しかし、それらもまたフェイクみたいなもの。
この赤塗りの仏壇における本命は、位牌を取り除いた仏壇内部の奥、うしろの壁板にこそある。
二重底になっており、奥には棚が隠されており、そこには小瓶がいくつも並ぶ。
小瓶の中身はすべて毒薬だ。
家の周辺に生えている有毒植物たち。
なにせうちのある山間部一帯は毒花の園にて、材料にはこと欠かぬ。
モノにもよるが、料理のまねごとみたいな方法で成分を抽出できたりもする。
難しい毒薬は阿刀田さんを通じて外部に発注し、比較的手軽に用意できるモノに関しては自前で作る。手順は房江さんが残してくれた資料を参考にすれば問題ない。よくまとめられており、こちらは日記と違って速記で記載されていなかったので、健斗にも読めたからとても助かっている。

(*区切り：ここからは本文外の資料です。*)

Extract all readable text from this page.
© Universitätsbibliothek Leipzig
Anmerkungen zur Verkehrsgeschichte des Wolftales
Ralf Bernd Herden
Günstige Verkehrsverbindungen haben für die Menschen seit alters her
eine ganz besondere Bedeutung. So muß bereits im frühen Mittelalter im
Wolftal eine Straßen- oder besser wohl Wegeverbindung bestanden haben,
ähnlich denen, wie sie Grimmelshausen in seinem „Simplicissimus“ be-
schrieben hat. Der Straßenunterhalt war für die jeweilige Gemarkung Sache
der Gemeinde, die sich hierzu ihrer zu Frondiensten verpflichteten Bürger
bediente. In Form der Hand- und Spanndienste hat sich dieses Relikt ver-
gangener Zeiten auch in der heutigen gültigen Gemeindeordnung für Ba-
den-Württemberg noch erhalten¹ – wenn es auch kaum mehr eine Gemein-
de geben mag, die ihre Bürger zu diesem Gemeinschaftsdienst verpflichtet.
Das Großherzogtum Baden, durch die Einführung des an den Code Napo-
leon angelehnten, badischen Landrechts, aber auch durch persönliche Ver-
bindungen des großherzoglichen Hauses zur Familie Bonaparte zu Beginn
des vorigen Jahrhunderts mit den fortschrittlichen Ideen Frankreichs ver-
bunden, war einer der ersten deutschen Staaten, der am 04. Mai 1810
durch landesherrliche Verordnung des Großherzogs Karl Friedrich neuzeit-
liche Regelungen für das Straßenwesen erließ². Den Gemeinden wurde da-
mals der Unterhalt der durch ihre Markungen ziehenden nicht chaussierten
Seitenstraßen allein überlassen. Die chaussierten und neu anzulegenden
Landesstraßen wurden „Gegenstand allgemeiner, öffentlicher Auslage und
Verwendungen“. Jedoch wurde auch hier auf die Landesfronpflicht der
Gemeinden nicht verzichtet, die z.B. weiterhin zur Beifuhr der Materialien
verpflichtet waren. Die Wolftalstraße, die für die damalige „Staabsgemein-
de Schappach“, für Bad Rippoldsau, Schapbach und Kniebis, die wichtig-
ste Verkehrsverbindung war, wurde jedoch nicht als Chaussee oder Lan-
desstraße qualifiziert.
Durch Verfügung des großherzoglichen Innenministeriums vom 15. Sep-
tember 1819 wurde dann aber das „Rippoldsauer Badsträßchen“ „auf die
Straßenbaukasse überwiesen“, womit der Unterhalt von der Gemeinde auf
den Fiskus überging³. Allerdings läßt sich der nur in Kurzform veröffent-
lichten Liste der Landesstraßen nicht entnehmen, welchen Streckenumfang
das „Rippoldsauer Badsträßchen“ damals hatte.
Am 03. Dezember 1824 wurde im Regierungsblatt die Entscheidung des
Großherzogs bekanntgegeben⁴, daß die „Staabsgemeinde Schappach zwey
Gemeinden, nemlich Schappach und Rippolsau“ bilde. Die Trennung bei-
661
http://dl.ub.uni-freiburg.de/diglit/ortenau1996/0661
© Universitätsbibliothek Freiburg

なお仏壇の扉の開け方は、房江さんの書斎の机にあったメモ書きにて知れた。
持ち出した小瓶を棚に戻しつつ、健斗は在庫の確認をする。
「スイセンとヒガンバナの分は問題なし、と。
……ジャイアント・ホグウィードはべつにいいかな? 外傷メインだし。ジギタリスは使い勝手がよさそうだから確保しておくとして。
おっと、ドクウツギの実ははずせないね。食べると甘いらしいし、見た目も可愛いから、ドライフルーツにしておけばきっと役に立つだろう。
ドクニンジンといえばソクラテスの処刑に使われた由緒正しい毒物だけど、どこかに自生していたっけか? たしか祝い山の方で見たような気もするけど、ひょっとしたらヤマニンジンと見間違えたのかもしれない。あとで確認しておかないと。
ハシリドコロとドクゼリは麻痺効果が高いから、これは必須と。
ローレルジンチョウゲは実、花、茎、葉、樹液の全てに毒があるからコスパが高いんだよねえ。でも扱いが難しいから、これは外注かな。
キョウチクトウは……たしか、青酸カリよりも強力だったはず。まだ試してみたことはないけれど、次の獲物がきたら使ってみるかな。
えーと、キチガイナスビはいらないかな。幻覚作用が強いけど、うちに寄りつく連中って、みんな妄想癖でもあるのか、頭の中がちょっとアレだし。
トリカブトは材料がそこいらに生えているのはいいけど、解毒薬がないから扱うのがちょっと怖いかも。それになんだかベタ過ぎて、いま一つグッとこないというか、食指が動かないというか……」
ちょっとした毒物博士になりつつある健斗は、ぶつぶつ独り言にて仏壇奥の秘密の棚をかちゃかちゃ弄る。
その都度、ガラスが音を立てた。小瓶の中の液体がちゃぷんと揺れては、照明を受けて妖しくきらめく。